C'est par exemple ce qui m'a surpris avec ce passage : "Sur terre, on dit que les contraires s'attirent et que dans un couple harmonieux l'homme et la femme sont complémentaires. Cela vaut peut-être sur le plan psychologique, mais sur le plan spirituel le semblable attire et désire le semblable et peut seul s'unir au semblable." (p.321) Je connaissais les deux expressions, mais je ne comprends pas pourquoi l'une conviendrait mieux au plan psychologique et l'autre au plan spirituel. Sur quelle base ? Selon les dires de qui ?
Enfin, je me suis étonné de cette phrase : "On constate aisément que ces contes ne font référence ni au Dieu Père du christianisme, ni à Jésus, aux anges ou aux saints." (p.15) Pour avoir les éditions complètes des contes des frères Grimm, d'Andersen et de Perrault, plusieurs font référence à ces entités comme "Le Pauvre et le Riche" où dès la première ligne Dieu foule la terre en personne chez les Grimm, ou bien "L'Ange" d'Andersen qui évoque ces serviteurs de Dieu. Et quand bien même "ces contes" renverraient aux contes de cet ouvrage-ci, Dieu est présent dans "La petite Sirène". Il est vrai qu'après, tout dépend des traductions. Peut-être alors qu'il faut s'en méfier pour savoir retourner vers les textes originaux pour faire un travail d'analyse.

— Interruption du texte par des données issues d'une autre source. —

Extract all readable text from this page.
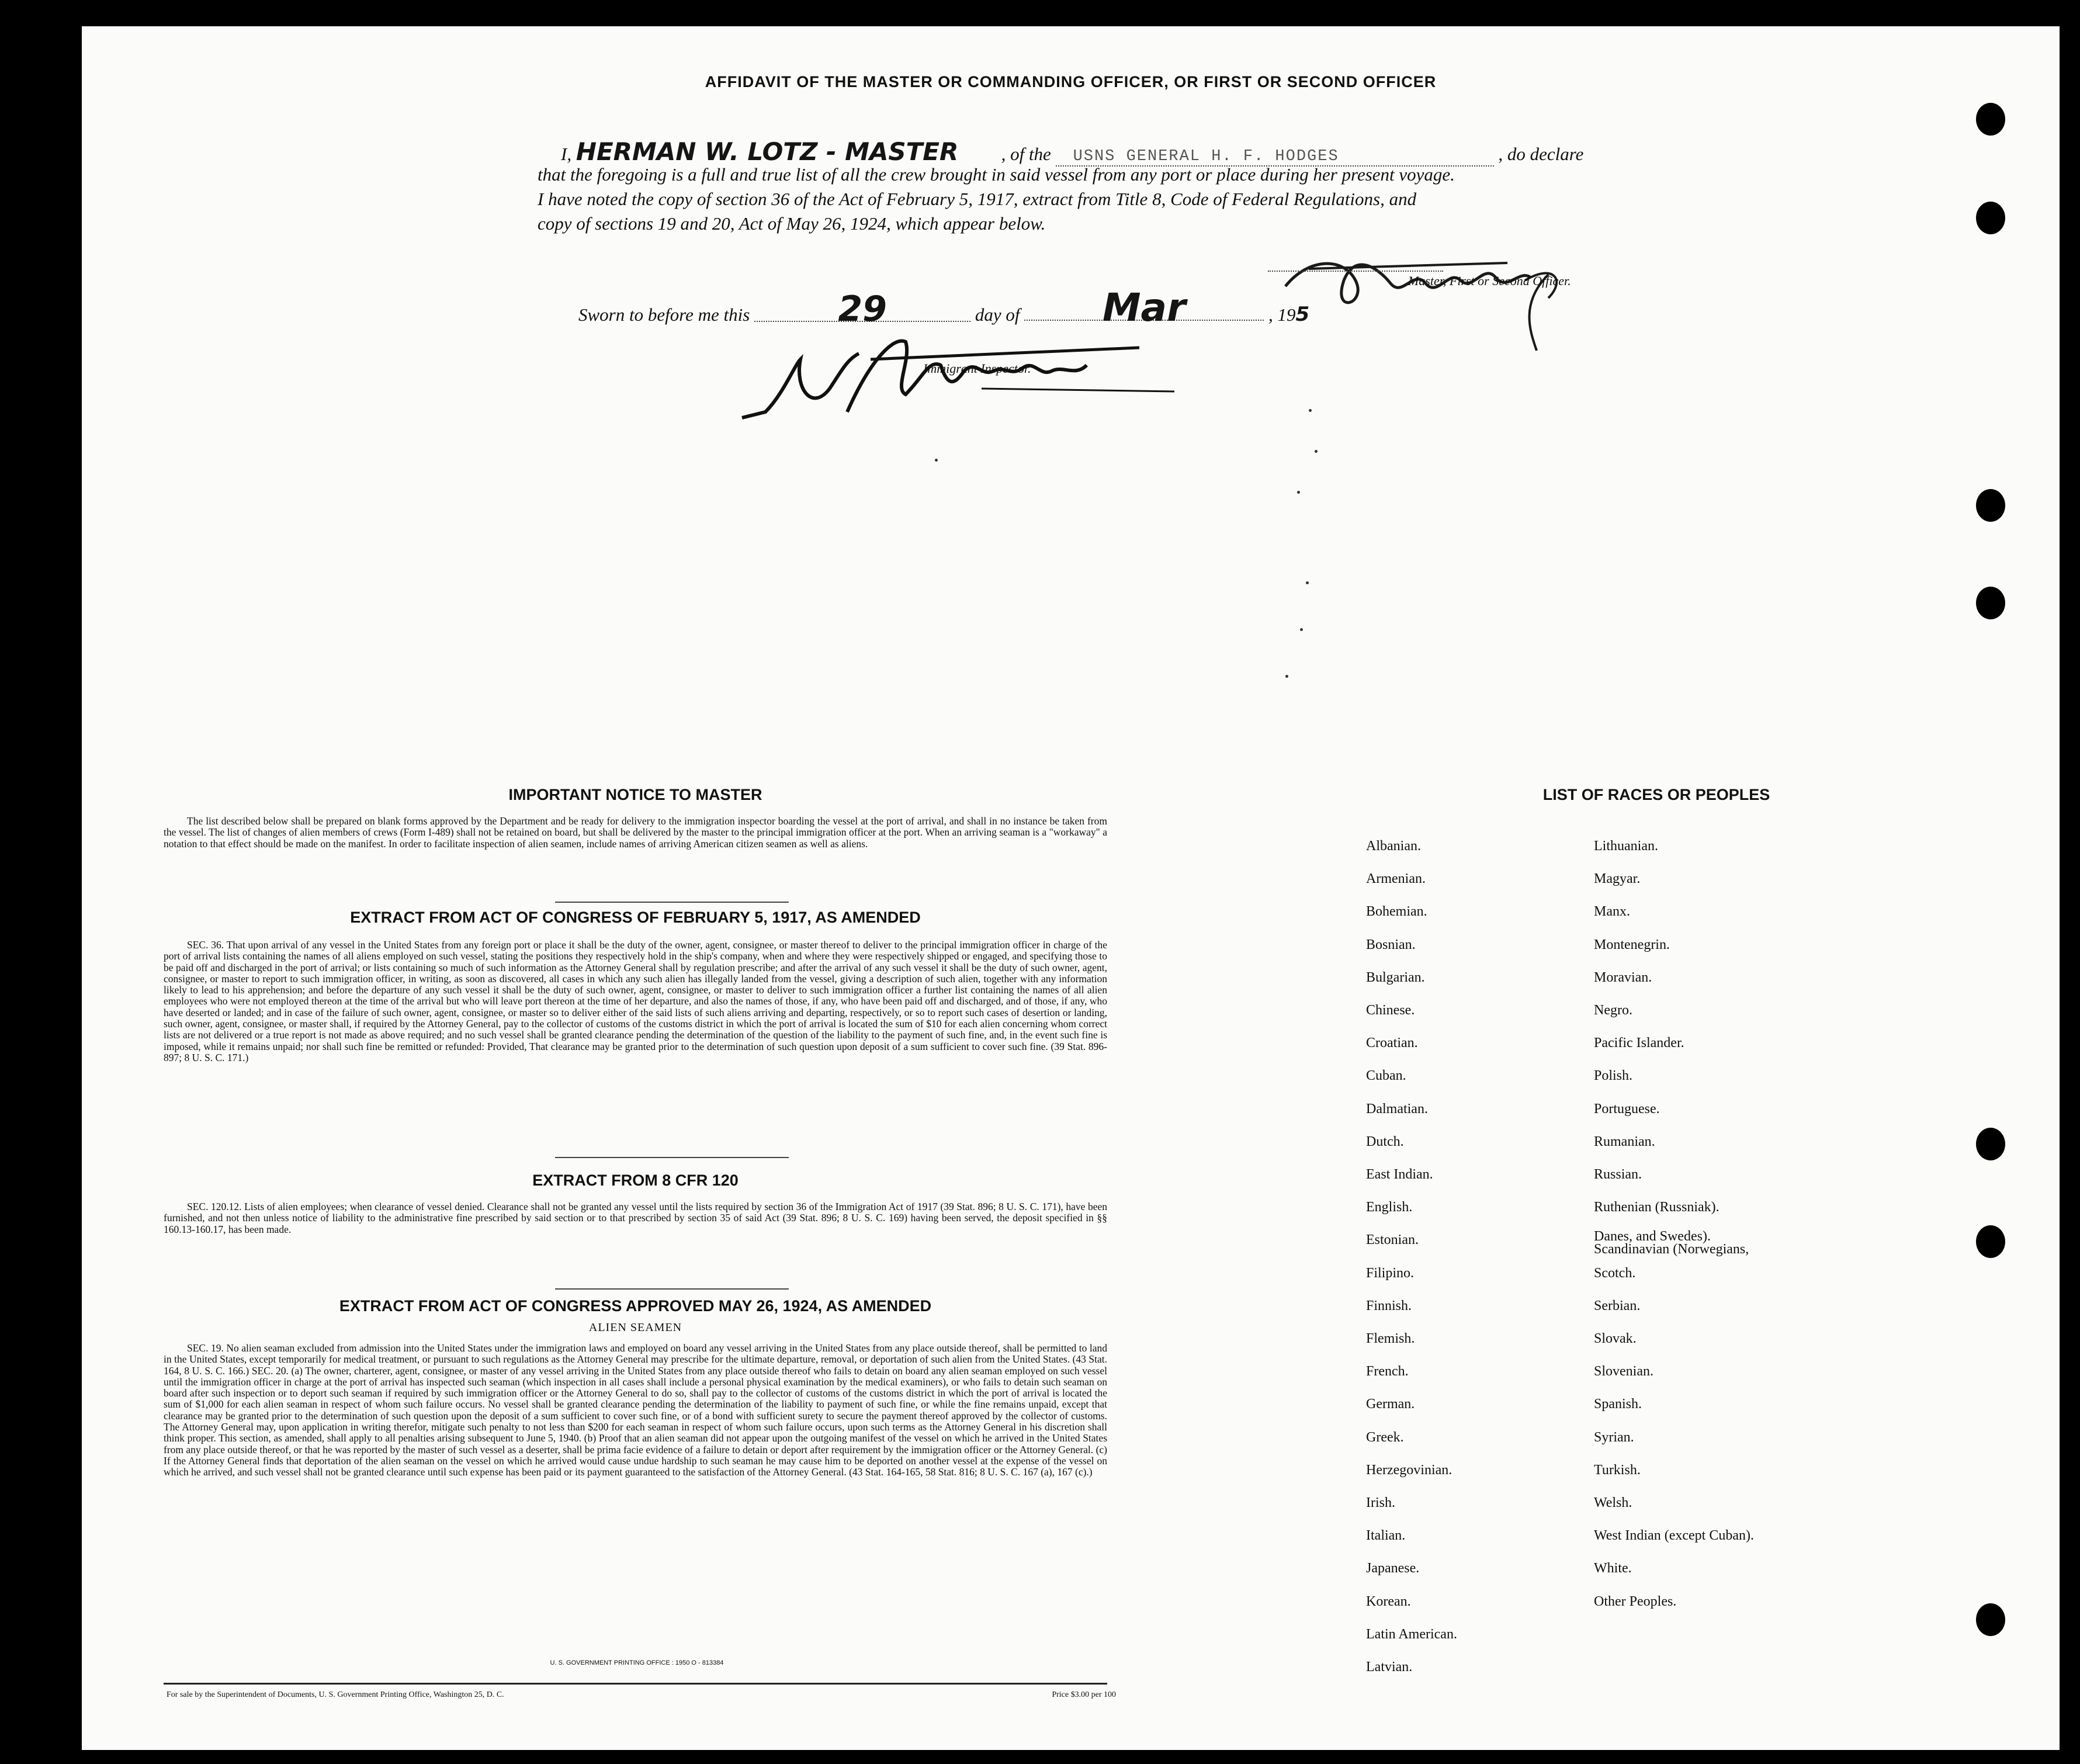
AFFIDAVIT OF THE MASTER OR COMMANDING OFFICER, OR FIRST OR SECOND OFFICER
I, HERMAN W. LOTZ - MASTER , of the USNS GENERAL H. F. HODGES	, do declare
that the foregoing is a full and true list of all the crew brought in said vessel from any port or place during her present voyage.
I have noted the copy of section 36 of the Act of February 5, 1917, extract from Title 8, Code of Federal Regulations, and
copy of sections 19 and 20, Act of May 26, 1924, which appear below.
Master, First or Second Officer.
Sworn to before me this	29	day of Mar	, 195
Immigrant Inspector.
IMPORTANT NOTICE TO MASTER
The list described below shall be prepared on blank forms approved by the Department and be ready for delivery to the immigration inspector boarding the vessel at the port of arrival, and shall in no instance be taken from the vessel. The list of changes of alien members of crews (Form I-489) shall not be retained on board, but shall be delivered by the master to the principal immigration officer at the port. When an arriving seaman is a "workaway" a notation to that effect should be made on the manifest. In order to facilitate inspection of alien seamen, include names of arriving American citizen seamen as well as aliens.
EXTRACT FROM ACT OF CONGRESS OF FEBRUARY 5, 1917, AS AMENDED
SEC. 36. That upon arrival of any vessel in the United States from any foreign port or place it shall be the duty of the owner, agent, consignee, or master thereof to deliver to the principal immigration officer in charge of the port of arrival lists containing the names of all aliens employed on such vessel, stating the positions they respectively hold in the ship's company, when and where they were respectively shipped or engaged, and specifying those to be paid off and discharged in the port of arrival; or lists containing so much of such information as the Attorney General shall by regulation prescribe; and after the arrival of any such vessel it shall be the duty of such owner, agent, consignee, or master to report to such immigration officer, in writing, as soon as discovered, all cases in which any such alien has illegally landed from the vessel, giving a description of such alien, together with any information likely to lead to his apprehension; and before the departure of any such vessel it shall be the duty of such owner, agent, consignee, or master to deliver to such immigration officer a further list containing the names of all alien employees who were not employed thereon at the time of the arrival but who will leave port thereon at the time of her departure, and also the names of those, if any, who have been paid off and discharged, and of those, if any, who have deserted or landed; and in case of the failure of such owner, agent, consignee, or master so to deliver either of the said lists of such aliens arriving and departing, respectively, or so to report such cases of desertion or landing, such owner, agent, consignee, or master shall, if required by the Attorney General, pay to the collector of customs of the customs district in which the port of arrival is located the sum of $10 for each alien concerning whom correct lists are not delivered or a true report is not made as above required; and no such vessel shall be granted clearance pending the determination of the question of the liability to the payment of such fine, and, in the event such fine is imposed, while it remains unpaid; nor shall such fine be remitted or refunded: Provided, That clearance may be granted prior to the determination of such question upon deposit of a sum sufficient to cover such fine. (39 Stat. 896-897; 8 U. S. C. 171.)
EXTRACT FROM 8 CFR 120
SEC. 120.12. Lists of alien employees; when clearance of vessel denied. Clearance shall not be granted any vessel until the lists required by section 36 of the Immigration Act of 1917 (39 Stat. 896; 8 U. S. C. 171), have been furnished, and not then unless notice of liability to the administrative fine prescribed by said section or to that prescribed by section 35 of said Act (39 Stat. 896; 8 U. S. C. 169) having been served, the deposit specified in §§ 160.13-160.17, has been made.
EXTRACT FROM ACT OF CONGRESS APPROVED MAY 26, 1924, AS AMENDED
ALIEN SEAMEN
SEC. 19. No alien seaman excluded from admission into the United States under the immigration laws and employed on board any vessel arriving in the United States from any place outside thereof, shall be permitted to land in the United States, except temporarily for medical treatment, or pursuant to such regulations as the Attorney General may prescribe for the ultimate departure, removal, or deportation of such alien from the United States. (43 Stat. 164, 8 U. S. C. 166.) SEC. 20. (a) The owner, charterer, agent, consignee, or master of any vessel arriving in the United States from any place outside thereof who fails to detain on board any alien seaman employed on such vessel until the immigration officer in charge at the port of arrival has inspected such seaman (which inspection in all cases shall include a personal physical examination by the medical examiners), or who fails to detain such seaman on board after such inspection or to deport such seaman if required by such immigration officer or the Attorney General to do so, shall pay to the collector of customs of the customs district in which the port of arrival is located the sum of $1,000 for each alien seaman in respect of whom such failure occurs. No vessel shall be granted clearance pending the determination of the liability to payment of such fine, or while the fine remains unpaid, except that clearance may be granted prior to the determination of such question upon the deposit of a sum sufficient to cover such fine, or of a bond with sufficient surety to secure the payment thereof approved by the collector of customs. The Attorney General may, upon application in writing therefor, mitigate such penalty to not less than $200 for each seaman in respect of whom such failure occurs, upon such terms as the Attorney General in his discretion shall think proper. This section, as amended, shall apply to all penalties arising subsequent to June 5, 1940. (b) Proof that an alien seaman did not appear upon the outgoing manifest of the vessel on which he arrived in the United States from any place outside thereof, or that he was reported by the master of such vessel as a deserter, shall be prima facie evidence of a failure to detain or deport after requirement by the immigration officer or the Attorney General. (c) If the Attorney General finds that deportation of the alien seaman on the vessel on which he arrived would cause undue hardship to such seaman he may cause him to be deported on another vessel at the expense of the vessel on which he arrived, and such vessel shall not be granted clearance until such expense has been paid or its payment guaranteed to the satisfaction of the Attorney General. (43 Stat. 164-165, 58 Stat. 816; 8 U. S. C. 167 (a), 167 (c).)
U. S. GOVERNMENT PRINTING OFFICE : 1950 O - 813384
For sale by the Superintendent of Documents, U. S. Government Printing Office, Washington 25, D. C.	Price $3.00 per 100
LIST OF RACES OR PEOPLES
Albanian.
Armenian.
Bohemian.
Bosnian.
Bulgarian.
Chinese.
Croatian.
Cuban.
Dalmatian.
Dutch.
East Indian.
English.
Estonian.
Filipino.
Finnish.
Flemish.
French.
German.
Greek.
Herzegovinian.
Irish.
Italian.
Japanese.
Korean.
Latin American.
Latvian.
Lithuanian.
Magyar.
Manx.
Montenegrin.
Moravian.
Negro.
Pacific Islander.
Polish.
Portuguese.
Rumanian.
Russian.
Ruthenian (Russniak).
Scandinavian (Norwegians,
Danes, and Swedes).
Scotch.
Serbian.
Slovak.
Slovenian.
Spanish.
Syrian.
Turkish.
Welsh.
West Indian (except Cuban).
White.
Other Peoples.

En conclusion, c'est un livre assez déroutant quand on n'a pas l'habitude de ce genre d'essai. Si je me suis laissé porter au début, petit à petit l'auteure m'a perdu notamment à cause des défauts précités. le public de
Jacqueline Kelen ne manquera probablement pas de se plonger dans ces écrits, pour ma part, ça ne m'a pas donné plus envie que ça de découvrir le reste de sa bibliographie. Si parfois mes idées actuelles rejoignent les siennes, les critiques amères et un peu hautaines tenues dans l'ouvrage, nous séparent. Quand aux contes, je préfère largement les lire et relire. Ils sont bien meilleurs loin de toutes tentatives d'explications et non nul besoin d'être rattachés à tel ou tel courant idéologique. Qu'ils s'adressent à notre part enfantine, à notre psyché ou à notre âme, les contes se suffisent en eux-mêmes.